Eur J Public Health. 2022 Aug 13:ckac101. doi: 10.1093/eurpub/ckac101. Online ahead of print.
BACKGROUND: This paper investigates the impact of a non-mandatory and age-specific social distancing recommendation on isolation behaviors and disease outcomes in Sweden during the first wave of the COVID-19 pandemic (March to July, 2020). The policy stated that people aged 70 years or older should avoid crowded places and contact with people outside the household.
METHODS: We used a regression discontinuity design-in combination with self-reported isolation data from COVID Symptom Study Sweden (n = 96,053; age range: 39-79 years) and national register data (age range: 39-100+ years) on severe COVID-19 disease (hospitalization or death, n = 21,804) and confirmed cases (n = 48,984)-to estimate the effects of the policy.
RESULTS: Our primary analyses showed a sharp drop in the weekly number of visits to crowded places (-13%) and severe COVID-19 cases (-16%) at the 70-year-threshold. These results imply that the age-specific recommendations prevented approximately 1,800 to 2,700 severe COVID-19 cases, depending on model specification.

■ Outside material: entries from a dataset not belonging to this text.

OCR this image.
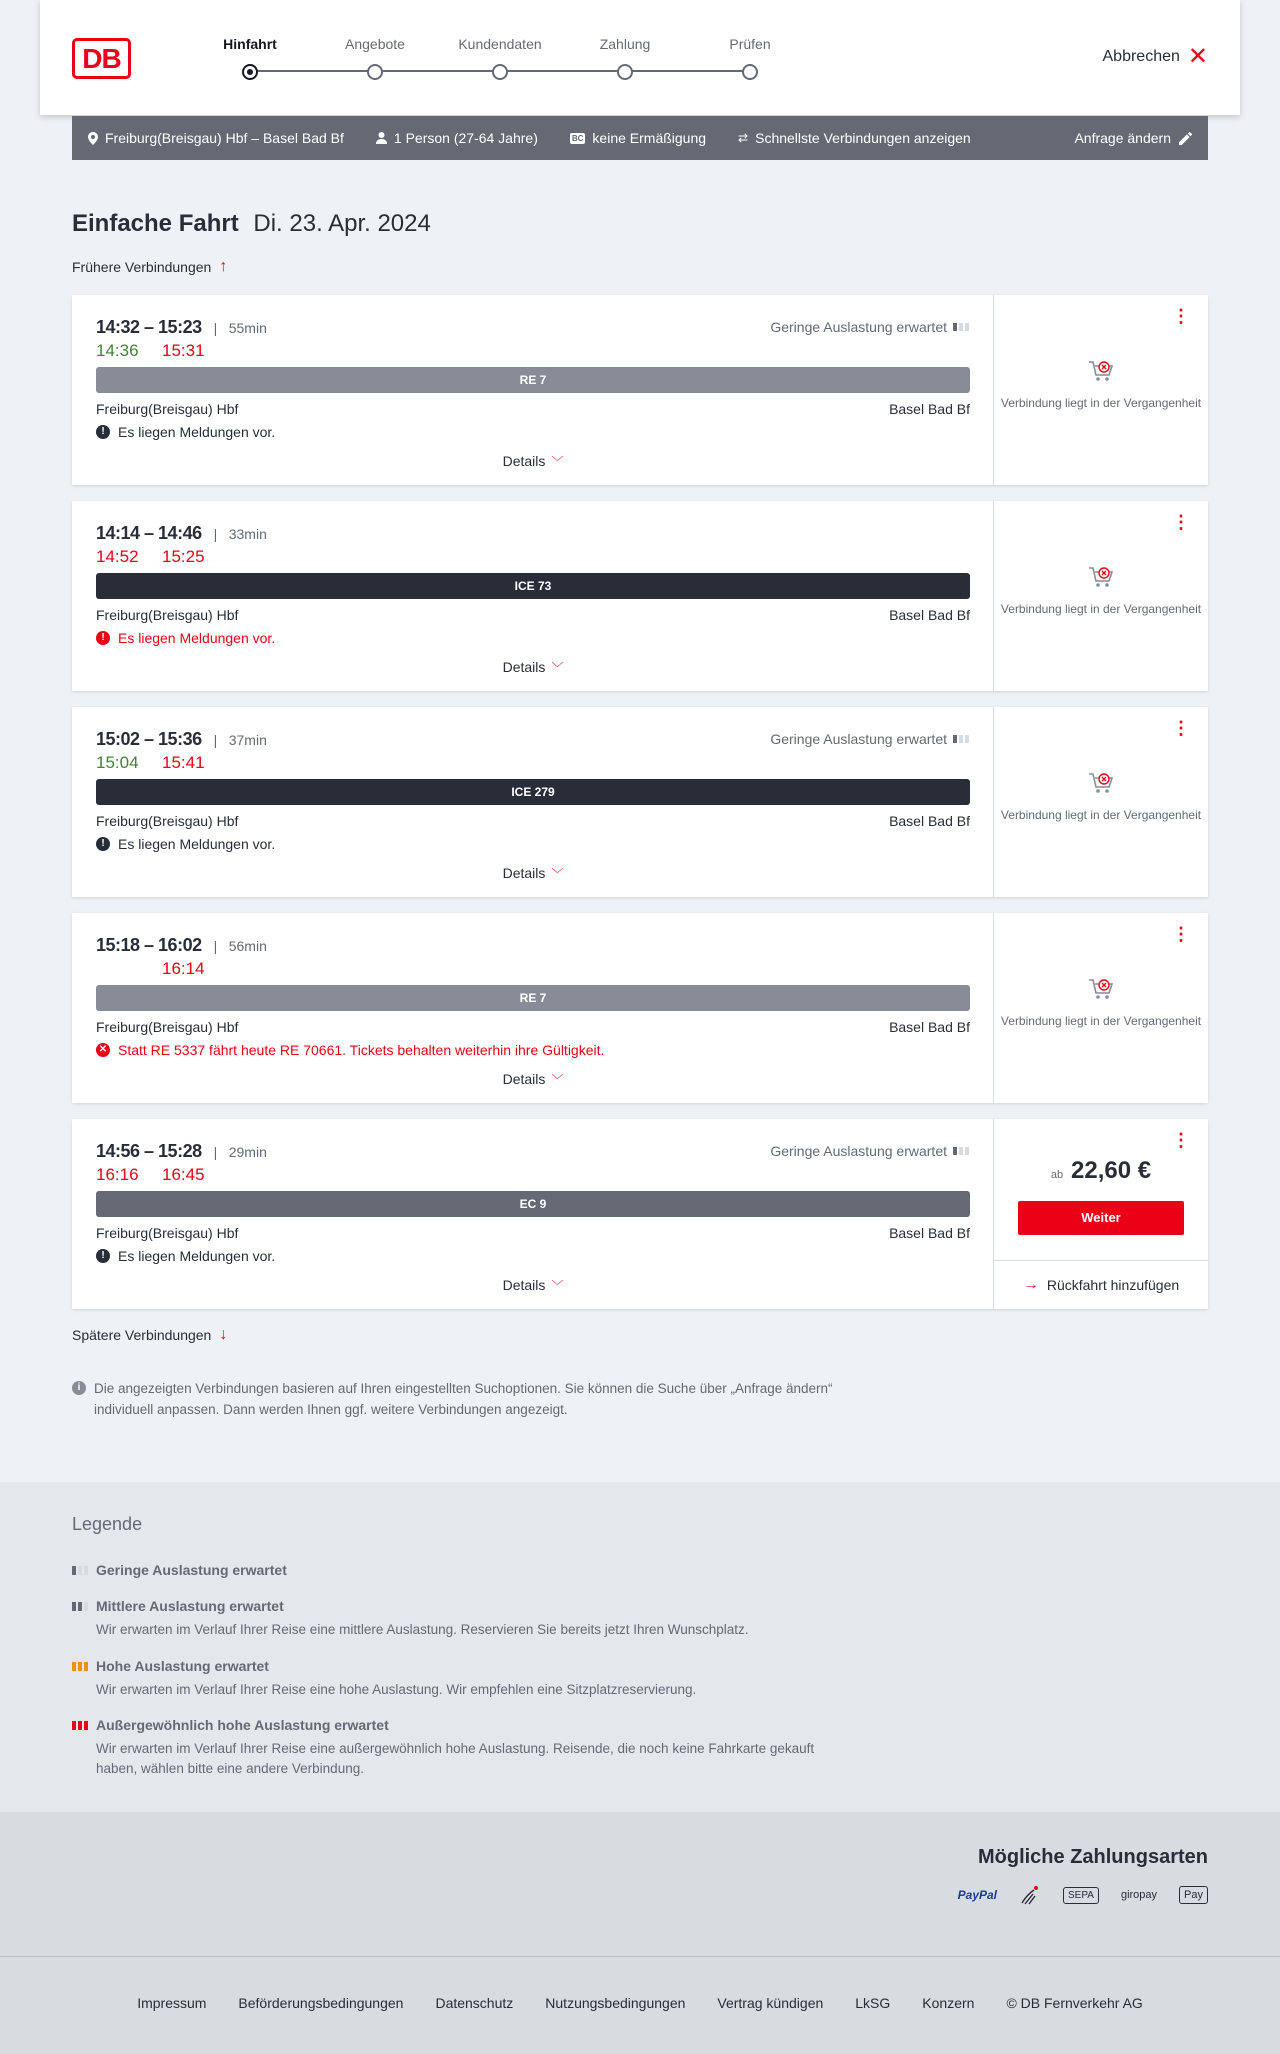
DB	Hinfahrt	Angebote	Kundendaten	Zahlung	Prüfen
Abbrechen ✕
Freiburg(Breisgau) Hbf – Basel Bad Bf	1 Person (27-64 Jahre)	BC keine Ermäßigung	⇄ Schnellste Verbindungen anzeigen	Anfrage ändern
Einfache Fahrt Di. 23. Apr. 2024
Frühere Verbindungen ↑
14:32 – 15:23 | 55min
14:36	15:31
Geringe Auslastung erwartet
RE 7
Freiburg(Breisgau) Hbf	Basel Bad Bf
! Es liegen Meldungen vor.
Details ﹀
⋮
Verbindung liegt in der Vergangenheit
14:14 – 14:46 | 33min
14:52	15:25
ICE 73
Freiburg(Breisgau) Hbf	Basel Bad Bf
! Es liegen Meldungen vor.
Details ﹀
⋮
Verbindung liegt in der Vergangenheit
15:02 – 15:36 | 37min
15:04	15:41
Geringe Auslastung erwartet
ICE 279
Freiburg(Breisgau) Hbf	Basel Bad Bf
! Es liegen Meldungen vor.
Details ﹀
⋮
Verbindung liegt in der Vergangenheit
15:18 – 16:02 | 56min
16:14
RE 7
Freiburg(Breisgau) Hbf	Basel Bad Bf
✕ Statt RE 5337 fährt heute RE 70661. Tickets behalten weiterhin ihre Gültigkeit.
Details ﹀
⋮
Verbindung liegt in der Vergangenheit
14:56 – 15:28 | 29min
16:16	16:45
Geringe Auslastung erwartet
EC 9
Freiburg(Breisgau) Hbf	Basel Bad Bf
! Es liegen Meldungen vor.
Details ﹀
⋮
ab 22,60 €
Weiter
→ Rückfahrt hinzufügen
Spätere Verbindungen ↓
i	Die angezeigten Verbindungen basieren auf Ihren eingestellten Suchoptionen. Sie können die Suche über „Anfrage ändern“ individuell anpassen. Dann werden Ihnen ggf. weitere Verbindungen angezeigt.
Legende
Geringe Auslastung erwartet
Mittlere Auslastung erwartet
Wir erwarten im Verlauf Ihrer Reise eine mittlere Auslastung. Reservieren Sie bereits jetzt Ihren Wunschplatz.
Hohe Auslastung erwartet
Wir erwarten im Verlauf Ihrer Reise eine hohe Auslastung. Wir empfehlen eine Sitzplatzreservierung.
Außergewöhnlich hohe Auslastung erwartet
Wir erwarten im Verlauf Ihrer Reise eine außergewöhnlich hohe Auslastung. Reisende, die noch keine Fahrkarte gekauft haben, wählen bitte eine andere Verbindung.
Mögliche Zahlungsarten
PayPal	SEPA	giropay	Pay
Impressum Beförderungsbedingungen Datenschutz Nutzungsbedingungen Vertrag kündigen LkSG Konzern © DB Fernverkehr AG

CONCLUSION: It seems that the non-mandatory, age-specific recommendations helped control COVID-19 disease during the first wave of the pandemic in Sweden, as opposed to not implementing a social distancing policy aimed at older adults. Our study provides empirical data on how populations may react to non-mandatory, age-specific social distancing policies in the face of a novel virus.
SUPPLEMENTARY MATERIAL: Online appendix with figures, tables, extra methods and results.